Hi all Joists > 18mm/25mm ply > 6mm UFH insulation boards > electric UFH > SLC > engineered herringbone planks. Sound right? Also, is there any requirement to stick the herringbone down, or can I just float it? Thanks in advance
Thanks for the reply Daz I’ve had two walls taken down: the one between the kitchen/diner & the one between the diner/lounge. Between that & the fireplace/bifolds/kitchen units - there’s almost no room left to hang a radiator in the kitchen/diner! (I’m sticking one in, but it’s nowhere near enough to heat the whole room).
You would not normally float herringbone. Also Just check the output on the UFH some electric is not man enough for the wood also check your thickness off blocks you don't want to do all this and get the Tog wrong !
Hi Brenchy, What's the reason for not floating herringbone? (I'm talking about regular sized planks, not small blocks/parquet). And if I do need to stick it down, what sort of product should I use to stick it to the SLC? Thanks for the electric UFH advice, I'll be sure to buy a 200W/m2 mat
Does the product say you CAN float it first ? What make is it ? Have you ever floated a herringbone before ? are you sure you don't mean Chervon planks ?

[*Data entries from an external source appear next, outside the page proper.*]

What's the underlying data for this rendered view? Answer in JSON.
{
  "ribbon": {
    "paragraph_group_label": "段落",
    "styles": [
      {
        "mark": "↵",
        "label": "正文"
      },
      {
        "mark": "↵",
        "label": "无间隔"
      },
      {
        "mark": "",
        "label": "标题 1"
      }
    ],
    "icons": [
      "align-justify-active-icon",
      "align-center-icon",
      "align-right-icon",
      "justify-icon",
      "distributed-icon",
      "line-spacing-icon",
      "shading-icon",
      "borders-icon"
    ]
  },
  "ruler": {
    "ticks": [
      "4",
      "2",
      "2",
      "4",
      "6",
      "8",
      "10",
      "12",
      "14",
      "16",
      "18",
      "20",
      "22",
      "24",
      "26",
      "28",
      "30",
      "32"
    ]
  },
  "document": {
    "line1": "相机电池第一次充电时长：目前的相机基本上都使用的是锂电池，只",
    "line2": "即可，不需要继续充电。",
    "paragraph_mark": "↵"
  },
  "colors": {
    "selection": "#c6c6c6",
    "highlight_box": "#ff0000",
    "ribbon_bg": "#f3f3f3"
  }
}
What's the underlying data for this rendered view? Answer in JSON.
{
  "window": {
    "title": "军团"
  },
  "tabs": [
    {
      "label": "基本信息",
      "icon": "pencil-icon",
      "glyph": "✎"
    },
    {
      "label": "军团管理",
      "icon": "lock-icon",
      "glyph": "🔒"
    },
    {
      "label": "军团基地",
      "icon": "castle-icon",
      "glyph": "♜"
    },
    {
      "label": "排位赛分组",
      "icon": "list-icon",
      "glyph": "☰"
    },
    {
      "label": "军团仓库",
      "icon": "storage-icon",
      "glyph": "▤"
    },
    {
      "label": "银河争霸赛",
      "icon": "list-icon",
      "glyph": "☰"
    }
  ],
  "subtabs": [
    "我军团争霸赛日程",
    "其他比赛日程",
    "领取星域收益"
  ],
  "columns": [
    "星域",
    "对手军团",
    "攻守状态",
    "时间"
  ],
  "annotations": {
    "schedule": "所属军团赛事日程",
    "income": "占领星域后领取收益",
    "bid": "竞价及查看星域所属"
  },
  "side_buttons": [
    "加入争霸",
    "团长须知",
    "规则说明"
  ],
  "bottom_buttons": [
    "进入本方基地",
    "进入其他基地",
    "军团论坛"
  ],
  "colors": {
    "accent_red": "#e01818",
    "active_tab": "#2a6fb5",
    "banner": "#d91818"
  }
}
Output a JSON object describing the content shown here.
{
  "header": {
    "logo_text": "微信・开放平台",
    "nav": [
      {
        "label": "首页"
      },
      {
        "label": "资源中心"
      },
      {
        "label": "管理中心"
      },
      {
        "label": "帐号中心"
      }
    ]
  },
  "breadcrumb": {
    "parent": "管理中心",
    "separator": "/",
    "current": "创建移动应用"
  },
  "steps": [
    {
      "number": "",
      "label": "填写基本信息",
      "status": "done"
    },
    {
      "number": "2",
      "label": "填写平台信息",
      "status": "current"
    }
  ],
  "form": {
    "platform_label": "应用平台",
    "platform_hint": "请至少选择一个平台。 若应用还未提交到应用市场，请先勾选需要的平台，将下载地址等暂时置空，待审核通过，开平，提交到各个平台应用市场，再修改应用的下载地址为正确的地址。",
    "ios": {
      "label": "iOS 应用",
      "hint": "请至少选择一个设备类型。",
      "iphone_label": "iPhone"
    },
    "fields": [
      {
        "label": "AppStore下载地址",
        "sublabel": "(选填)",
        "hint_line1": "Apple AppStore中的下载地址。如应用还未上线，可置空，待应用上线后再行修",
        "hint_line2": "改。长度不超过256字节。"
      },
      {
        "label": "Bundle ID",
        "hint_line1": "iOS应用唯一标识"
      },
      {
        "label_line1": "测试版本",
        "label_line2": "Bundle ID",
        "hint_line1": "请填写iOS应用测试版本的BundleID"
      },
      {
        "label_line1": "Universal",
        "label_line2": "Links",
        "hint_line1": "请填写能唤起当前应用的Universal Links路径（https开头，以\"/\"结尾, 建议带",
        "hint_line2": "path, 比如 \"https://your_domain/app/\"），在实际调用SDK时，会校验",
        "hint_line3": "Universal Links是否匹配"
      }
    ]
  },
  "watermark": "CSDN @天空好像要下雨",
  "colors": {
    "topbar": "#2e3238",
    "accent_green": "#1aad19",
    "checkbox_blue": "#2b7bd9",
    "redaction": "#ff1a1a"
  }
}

I haven’t got as far as ordering samples yet, but for example, if you google “wood4floors P1200” - it says under description/installation you can float it (sorry, can’t post links yet, as I’m too new apparently). I have floated & portanailed floors before, but I’ve never laid herringbone.
I would suggest you read the fitting instructions with the underfloor heating it requires full bonding. Don't float.
Thanks Brenchy, I’ve been doing a bit more research & discovered foil UFH, which allows you float the flooring straight over the top (no need to encase the UFH in SLC). Anyone had any experience with this? P.S. Hope you don’t think I’m trying to be difficult - just trying to make sure I’ve considered all options
I think Brenchy has given you sound advice, which if you are smart, you'll follow. Without doubt the best way to install this type of flooring is to fully bond it to the ground. Apart from the stability this gives the floor you are not adding a layer of thermal resistance by way of underlay. Good luck with your project.
Why would you consider floating the floor when the manufacturer states it has to be glued? We always glue all of our wood floors down...the last time we floated a floor (because the customer wanted it floated) they then asked if we would uplift it and glue it down due to the feel and limitations of floating a floor. Sent from my iPhone using Tapatalk
Which manufacturer? The one I mentioned above says you can float it. But I appreciate your feedback & experience guys. I’ll glue it I just hope I don’t lose too much heat through the SLC + glue Vs laying the herringbone straight over foil UFH.
I though it said you have to stick over ufh? Anyway it should do, much better job as others have stated. You will still need slc, underlay will not fix a uneven floor Sent from my iPhone using Tapatalk
This is from the Wood 4 floors website regarding UFH. I'm still wondering how you would even float a herringbone as soon as you start to tap the staves up the whole floor would move and you would have lightning gaps in the floor its not like floating a plank.